You can customize the evaluation template by modifying the RMBenchTemplate.format() method:

# Example: Add domain-specific evaluation criteria
def format(cls, query: str, answers: List[str], domain: str = None, **kwargs) -> str:
    # Add domain-specific instructions
    domain_instructions = {
        "code": "Focus on code correctness, efficiency, and readability.",
        "math": "Evaluate mathematical accuracy and solution clarity.",
        "safety": "Assess safety and appropriateness of responses."
    }

    instruction = domain_instructions.get(domain, "")
    # ... rest of template logic

Matrix Analysis

Analyze the 3x3 comparison matrix in detail:

import numpy as np
import json

# Load results
with open("data/results/rmbench_results.json", "r") as f:
    results = json.load(f)

matrix = np.array(results["overall_accuracy"]["acc_matrix"])

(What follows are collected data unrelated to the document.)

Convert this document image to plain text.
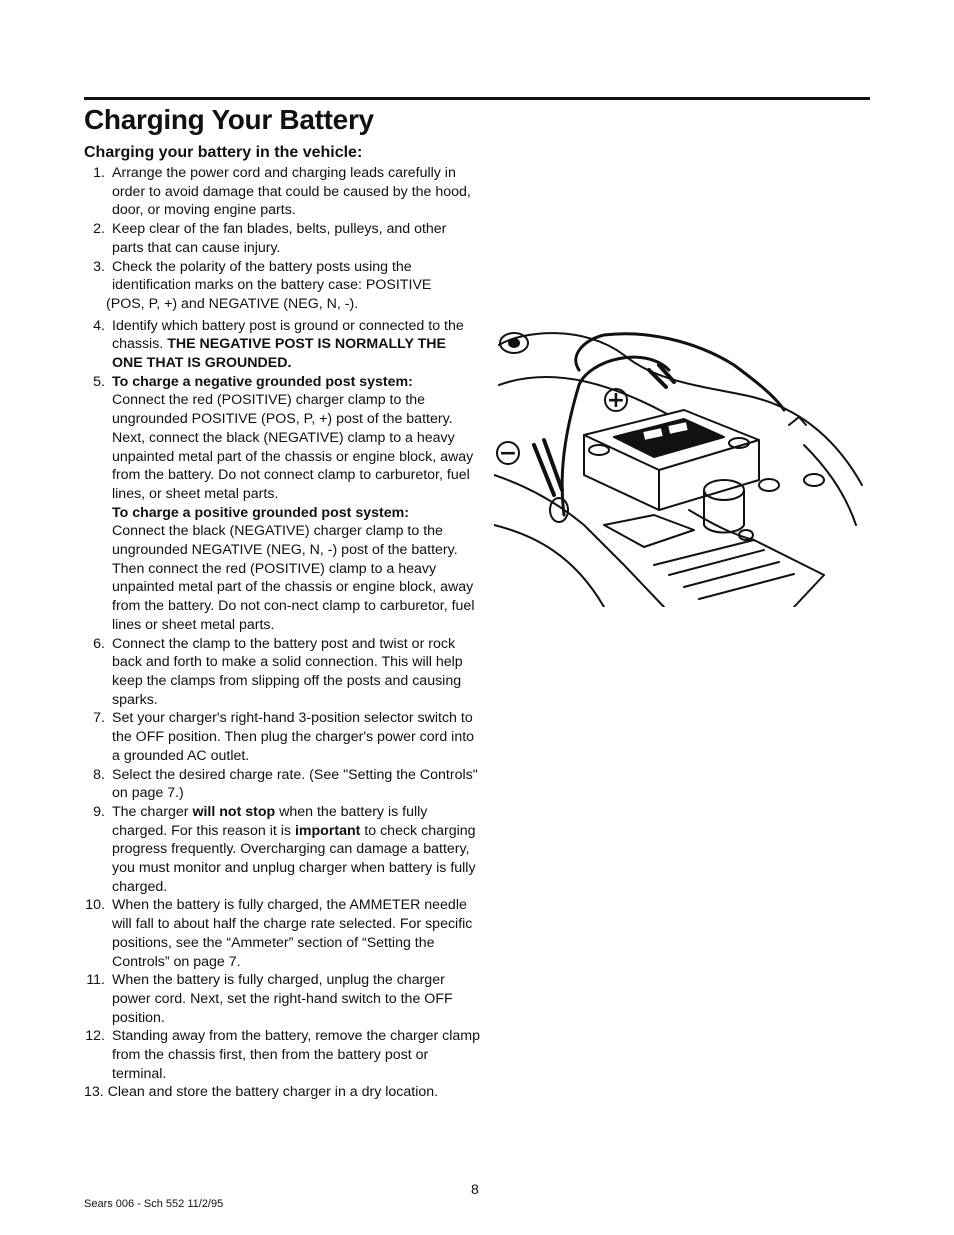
Charging Your Battery
Charging your battery in the vehicle:
1. Arrange the power cord and charging leads carefully in order to avoid damage that could be caused by the hood, door, or moving engine parts.
2. Keep clear of the fan blades, belts, pulleys, and other parts that can cause injury.
3. Check the polarity of the battery posts using the identification marks on the battery case: POSITIVE
(POS, P, +) and NEGATIVE (NEG, N, -).
4. Identify which battery post is ground or connected to the chassis. THE NEGATIVE POST IS NORMALLY THE ONE THAT IS GROUNDED.
5. To charge a negative grounded post system:
Connect the red (POSITIVE) charger clamp to the ungrounded POSITIVE (POS, P, +) post of the battery. Next, connect the black (NEGATIVE) clamp to a heavy unpainted metal part of the chassis or engine block, away from the battery. Do not connect clamp to carburetor, fuel lines, or sheet metal parts.
To charge a positive grounded post system:
Connect the black (NEGATIVE) charger clamp to the ungrounded NEGATIVE (NEG, N, -) post of the battery. Then connect the red (POSITIVE) clamp to a heavy unpainted metal part of the chassis or engine block, away from the battery. Do not con-nect clamp to carburetor, fuel lines or sheet metal parts.
6. Connect the clamp to the battery post and twist or rock back and forth to make a solid connection. This will help keep the clamps from slipping off the posts and causing sparks.
7. Set your charger's right-hand 3-position selector switch to the OFF position. Then plug the charger's power cord into a grounded AC outlet.
8. Select the desired charge rate. (See "Setting the Controls" on page 7.)
9. The charger will not stop when the battery is fully charged. For this reason it is important to check charging progress frequently. Overcharging can damage a battery, you must monitor and unplug charger when battery is fully charged.
10. When the battery is fully charged, the AMMETER needle will fall to about half the charge rate selected. For specific positions, see the “Ammeter” section of “Setting the Controls” on page 7.
11. When the battery is fully charged, unplug the charger power cord. Next, set the right-hand switch to the OFF position.
12. Standing away from the battery, remove the charger clamp from the chassis first, then from the battery post or terminal.
13. Clean and store the battery charger in a dry location.
+
−
8
Sears 006 - Sch 552 11/2/95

# Analyze preference patterns
print("Comparison Matrix:")
print(matrix)
print(f"Hard accuracy (upper right): {np.sum(np.triu(matrix, 1)) / 3:.2%}")
print(f"Normal accuracy (diagonal): {np.mean(np.diag(matrix)):.2%}")
print(f"Easy accuracy (lower left): {np.sum(np.tril(matrix, -1)) / 3:.2%}")

Best Practices

  1. Start with Small Samples: Begin with 10-20 samples for testing
  2. Monitor Matrix Completion: Check valid_samples vs total_samples ratio
  3. Analyze by Domain: Review performance across different content types
  4. Compare Accuracy Types: Focus on hard_acc as the most challenging metric
  5. Use Appropriate Models: Ensure models can handle style differentiation

This tutorial provides a comprehensive guide to using the RM-Bench evaluation system for assessing reward models with style and subtlety considerations. The unique 3x3 matrix approach offers deeper insights into model preferences across different response formats and sophistication levels.